My attention snapped back to the mysterious man; his icy shock of chin-length hair bobbed a bit as he relaxed his dimpled chin against his long slender fingers.
Bres finally stepped forth and snaked a muscular arm out to catch my waist as we turned to depart.
“Ah, now I was not quite finished,” Queen Morrígan trilled playfully, “I will keep true to all of those promises if Aine can show me that she loves you.”
The Queen smiled an oily black smile, casting her gaze around the room as her expression was matched and met with nods of approval from the princes and princesses seated beside her.
She mirrored their nods, seeming quite satisfied with this new little twist she’d decided to add.
“Yes, I believe a series of three trials would truly prove your love for Bres to me, Aine. Not to worry, they will be easy enough for a halfling, of course. And we will make a big celebration out of it. We Fae just adore celebrations.”

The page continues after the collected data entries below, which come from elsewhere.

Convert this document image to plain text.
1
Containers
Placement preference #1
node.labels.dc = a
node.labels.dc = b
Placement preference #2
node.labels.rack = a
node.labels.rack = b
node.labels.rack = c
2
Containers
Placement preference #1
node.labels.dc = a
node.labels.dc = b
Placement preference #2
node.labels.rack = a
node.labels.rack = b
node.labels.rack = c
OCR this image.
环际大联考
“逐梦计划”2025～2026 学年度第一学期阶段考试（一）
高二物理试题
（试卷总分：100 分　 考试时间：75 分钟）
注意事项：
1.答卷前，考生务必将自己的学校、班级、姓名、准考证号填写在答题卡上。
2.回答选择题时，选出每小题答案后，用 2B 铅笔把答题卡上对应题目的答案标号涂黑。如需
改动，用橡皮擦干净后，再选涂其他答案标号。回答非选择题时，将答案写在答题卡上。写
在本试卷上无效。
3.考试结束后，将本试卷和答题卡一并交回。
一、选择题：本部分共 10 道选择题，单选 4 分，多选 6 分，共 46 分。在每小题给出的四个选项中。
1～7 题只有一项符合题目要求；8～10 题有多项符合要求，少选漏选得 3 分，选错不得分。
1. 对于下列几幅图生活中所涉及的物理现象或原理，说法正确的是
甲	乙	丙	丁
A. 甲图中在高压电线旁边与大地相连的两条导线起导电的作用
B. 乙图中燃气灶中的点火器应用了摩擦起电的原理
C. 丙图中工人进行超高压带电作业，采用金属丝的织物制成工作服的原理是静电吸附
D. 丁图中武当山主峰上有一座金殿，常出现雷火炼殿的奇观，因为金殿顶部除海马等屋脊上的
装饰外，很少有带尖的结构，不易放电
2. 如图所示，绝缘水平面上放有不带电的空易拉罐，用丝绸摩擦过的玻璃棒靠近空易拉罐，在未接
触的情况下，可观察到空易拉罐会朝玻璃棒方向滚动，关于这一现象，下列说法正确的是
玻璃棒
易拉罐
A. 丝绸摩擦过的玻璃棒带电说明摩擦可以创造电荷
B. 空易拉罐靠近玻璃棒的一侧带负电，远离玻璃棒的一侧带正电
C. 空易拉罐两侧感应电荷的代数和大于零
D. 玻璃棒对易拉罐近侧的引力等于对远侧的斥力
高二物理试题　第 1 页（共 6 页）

More murmurs and nods of approval rang out from her courtiers.
I looked up at Bres, willing him to put a stop to all this. To say no, I would not be participating in any trials let alone three! I’m pregnant for god sakes!
To my continued horrification, Bres seemed to be in total agreement with this bullshit.
“It seems only fair, my Queen,” Bres said calmly, squeezing my waist in what was probably meant to be a comforting gesture.
“Perfect! We’ll get started on the planning today! You two will stay here in the palace of course, one trial a week should be fair. Oh, I do love having you back, dear Bres!”
Morrígan cooed in a saccharine sweet voice that made me feel sick all over again.
Jesus. What the hell had I gotten myself into now?